1. Reflection problem:
The object being detected is usually not at an ideal angle, which results in the ultrasonic sensor rarely detecting the object correctly. The main errors include:
▪Trigonometric error: When the measured object is at a certain angle with the ultrasonic distance sensor, there is an error between the detected distance and the actual distance.
▪Specular reflection: Specular reflection on the smooth surface of an object prevents sound waves from echoing, resulting in the inability to correctly detect the object.
▪Multiple reflections: When detecting corners or similar structures, sound waves are received after multiple reflections, causing the actual detection value to be different from the true distance value.

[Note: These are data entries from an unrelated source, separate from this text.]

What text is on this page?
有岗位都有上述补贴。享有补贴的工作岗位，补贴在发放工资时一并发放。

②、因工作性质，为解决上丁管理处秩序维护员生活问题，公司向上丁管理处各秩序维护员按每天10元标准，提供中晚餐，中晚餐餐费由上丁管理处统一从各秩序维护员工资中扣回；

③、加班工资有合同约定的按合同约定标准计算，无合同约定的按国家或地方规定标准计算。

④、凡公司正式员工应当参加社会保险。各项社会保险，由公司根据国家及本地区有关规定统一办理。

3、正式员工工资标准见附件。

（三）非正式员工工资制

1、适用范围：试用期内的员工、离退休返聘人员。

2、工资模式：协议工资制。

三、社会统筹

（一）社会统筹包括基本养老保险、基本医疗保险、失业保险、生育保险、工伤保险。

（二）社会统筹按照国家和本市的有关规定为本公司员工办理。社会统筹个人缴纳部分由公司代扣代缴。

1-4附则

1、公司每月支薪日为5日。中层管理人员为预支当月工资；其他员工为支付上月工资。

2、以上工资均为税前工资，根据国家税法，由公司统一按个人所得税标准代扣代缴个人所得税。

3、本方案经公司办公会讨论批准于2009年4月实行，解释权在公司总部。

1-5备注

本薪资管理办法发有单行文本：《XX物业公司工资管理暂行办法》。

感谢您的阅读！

These problems can be solved by using multiple ultrasonic coils arranged at an angle to filter out the correct reading.
2. Noise:
Although most ultrasonic sensors operate at frequencies as high as 40-45kHz, which is much higher than the human hearing frequency, the surrounding environment also produces noise at similar frequencies. For example, high-frequency noise when the motor is running, noise caused by wheels rubbing on hard ground, vibration of the robot itself, and sound waves emitted by other robot sensors. These can cause the sensor to receive erroneous signals.
To solve this problem, the emitted ultrasonic waves can be encoded, for example, by emitting a set of sound waves of different lengths, and only when the detector detects the same combination of sound waves, the distance is calculated. This can effectively avoid misreading caused by environmental noise.
3. Cross-cutting issues:
When multiple ultrasonic sensors are installed on a machine at a certain angle, crossover problems can occur. For example, the sound wave emitted by ultrasonic wave X is captured by sensors Z and Y after mirror reflection, causing Z and Y to calculate an incorrect distance value based on the signal.
The solution is to encode the signal emitted by each sensor to ensure that each ultrasonic sensor only receives its own acoustic signal to avoid cross interference.